Allégement de charges pour les sociétés autocaristes frontalières

12 ème législature

Question écrite n° 15779 de M. Louis Souvet (Doubs - UMP)

publiée dans le JO Sénat du 03/02/2005 - page 267

M. Louis Souvet attire l'attention de M. le secrétaire d'Etat aux transports et à la mer sur le niveau des charges sociales et patronales collectées dans les pays de l'Union européenne auprès des sociétés autocaristes. Le différentiel au détriment des sociétés hexagonales permet aux entreprises étrangères (par exemple allemandes, belges, luxembourgeoises, espagnoles...) de proposer des salaires plus élevés avec au final pour les sociétés frontalières une pénurie relative de main-d'oeuvre, les concurrents étrangers bénéficiant fort logiquement d'une captation de la clientèle et de marges de fonctionnement plus importantes d'où à terme une concurrence déloyale. Il demande si, dans l'attente d'une harmonisation des fiscalités européennes dans ce domaine, les pouvoirs publics envisagent d'exonérer partiellement de charges les rémunérations versées aux salariés, conducteurs de cars d'une entreprise de transport de voyageurs implantée dans une zone frontalière.
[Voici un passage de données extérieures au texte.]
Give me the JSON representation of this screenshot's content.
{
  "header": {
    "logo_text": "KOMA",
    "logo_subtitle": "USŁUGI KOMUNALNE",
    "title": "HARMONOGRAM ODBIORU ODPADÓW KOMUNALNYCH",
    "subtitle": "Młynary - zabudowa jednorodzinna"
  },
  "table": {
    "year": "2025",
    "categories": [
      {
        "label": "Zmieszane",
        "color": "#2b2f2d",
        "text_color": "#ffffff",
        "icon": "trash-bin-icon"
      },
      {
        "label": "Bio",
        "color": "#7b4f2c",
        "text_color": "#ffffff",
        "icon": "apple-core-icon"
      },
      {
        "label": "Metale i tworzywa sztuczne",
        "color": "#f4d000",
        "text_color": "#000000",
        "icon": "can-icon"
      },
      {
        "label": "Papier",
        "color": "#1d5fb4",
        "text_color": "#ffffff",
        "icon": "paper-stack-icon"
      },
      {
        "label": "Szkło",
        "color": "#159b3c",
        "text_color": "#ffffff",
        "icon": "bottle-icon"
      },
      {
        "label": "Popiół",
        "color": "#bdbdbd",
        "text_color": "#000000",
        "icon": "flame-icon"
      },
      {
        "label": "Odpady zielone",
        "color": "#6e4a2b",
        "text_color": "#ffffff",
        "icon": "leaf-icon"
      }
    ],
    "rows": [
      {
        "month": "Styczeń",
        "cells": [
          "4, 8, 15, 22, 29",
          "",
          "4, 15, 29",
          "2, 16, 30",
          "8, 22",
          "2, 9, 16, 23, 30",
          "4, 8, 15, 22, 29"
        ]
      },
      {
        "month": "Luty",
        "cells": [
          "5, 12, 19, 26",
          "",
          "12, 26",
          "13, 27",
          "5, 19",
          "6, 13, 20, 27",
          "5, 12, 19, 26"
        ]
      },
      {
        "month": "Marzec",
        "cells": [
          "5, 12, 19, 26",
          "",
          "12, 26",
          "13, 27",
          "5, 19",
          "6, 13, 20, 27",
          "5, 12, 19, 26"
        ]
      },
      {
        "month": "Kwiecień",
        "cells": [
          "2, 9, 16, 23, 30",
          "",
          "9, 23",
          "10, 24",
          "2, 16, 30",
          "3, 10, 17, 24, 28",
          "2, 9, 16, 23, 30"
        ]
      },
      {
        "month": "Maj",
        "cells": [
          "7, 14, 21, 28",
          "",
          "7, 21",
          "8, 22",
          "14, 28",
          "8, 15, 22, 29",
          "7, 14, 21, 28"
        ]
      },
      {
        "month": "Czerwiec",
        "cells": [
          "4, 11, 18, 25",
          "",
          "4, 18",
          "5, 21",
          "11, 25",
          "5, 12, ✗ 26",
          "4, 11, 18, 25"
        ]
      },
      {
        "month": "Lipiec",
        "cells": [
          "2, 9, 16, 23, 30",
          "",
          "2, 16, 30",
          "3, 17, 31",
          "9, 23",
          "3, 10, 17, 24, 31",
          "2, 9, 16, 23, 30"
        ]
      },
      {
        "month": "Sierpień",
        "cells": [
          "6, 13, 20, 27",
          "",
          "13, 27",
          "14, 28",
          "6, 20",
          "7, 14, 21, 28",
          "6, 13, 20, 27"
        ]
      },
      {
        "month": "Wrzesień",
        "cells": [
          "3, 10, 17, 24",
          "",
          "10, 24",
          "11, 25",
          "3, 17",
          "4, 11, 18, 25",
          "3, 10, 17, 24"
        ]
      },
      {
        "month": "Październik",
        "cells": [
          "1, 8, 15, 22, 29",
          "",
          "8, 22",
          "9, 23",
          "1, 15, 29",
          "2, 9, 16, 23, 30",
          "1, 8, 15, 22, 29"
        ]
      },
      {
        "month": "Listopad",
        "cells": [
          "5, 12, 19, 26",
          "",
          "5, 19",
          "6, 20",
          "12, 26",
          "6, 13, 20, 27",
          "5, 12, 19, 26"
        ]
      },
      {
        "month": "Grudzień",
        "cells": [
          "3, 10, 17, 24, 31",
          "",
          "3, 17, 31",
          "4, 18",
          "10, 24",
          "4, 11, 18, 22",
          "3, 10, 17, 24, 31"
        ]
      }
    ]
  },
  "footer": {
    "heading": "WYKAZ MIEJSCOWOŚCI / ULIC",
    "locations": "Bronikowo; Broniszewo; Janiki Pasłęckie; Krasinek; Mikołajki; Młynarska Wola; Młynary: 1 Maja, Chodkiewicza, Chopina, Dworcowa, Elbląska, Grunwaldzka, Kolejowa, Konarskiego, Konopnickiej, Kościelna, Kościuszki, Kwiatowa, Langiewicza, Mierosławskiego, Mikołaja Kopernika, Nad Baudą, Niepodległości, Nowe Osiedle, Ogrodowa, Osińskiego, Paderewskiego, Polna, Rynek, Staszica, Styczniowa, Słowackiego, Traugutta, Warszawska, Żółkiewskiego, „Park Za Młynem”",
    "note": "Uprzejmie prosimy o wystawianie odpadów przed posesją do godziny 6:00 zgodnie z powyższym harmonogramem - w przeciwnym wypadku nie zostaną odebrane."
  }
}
Réponse du Secrétariat d'Etat aux transports et à la mer

publiée dans le JO Sénat du 14/04/2005 - page 1093

Au vu de la concurrence internationale à laquelle est soumis le transport public de voyageurs - comme l'est également le transport routier de marchandises - il s'avère indispensable d'obtenir une harmonisation européenne en la matière. Cette harmonisation ne pourra être pleinement réalisée que sur le moyen et le long terme. Afin d'améliorer la compétitivité fiscale des entreprises, le Gouvernement a, dans le cadre du plan de mobilisation en faveur du transport routier annoncé le 8 septembre 2004, renforcé le dispositif de dégrèvement de la taxe professionnelle bénéficiant aux entreprises de transport routier de voyageurs. Les autocars dont le nombre de places assises hors strapontins est égal ou supérieur à 40 font l'objet d'un dégrèvement à la charge de l'Etat de 122 euros par véhicule au titre de la taxe professionnelle. L'article 29 de la loi n° 2004-1484 du 30 décembre 2004 de finances pour 2005 élargit, à compter des impositions établies au titre de 2004, le champ d'application prévu à l'article 1647 C du code général des impôts à tous les véhicules de plus de 7,5 tonnes. En outre, le montant par véhicule a été fixé à 244 euros pour l'imposition due au titre de 2004 et porté à 366 euros par véhicule à compter des impositions établies au titre de 2005. Le système de remboursement partiel de la taxe intérieure de consommation sur les produits pétroliers a été amélioré par la suppression du plafonnement par véhicule opérée par la loi de finances pour 2005.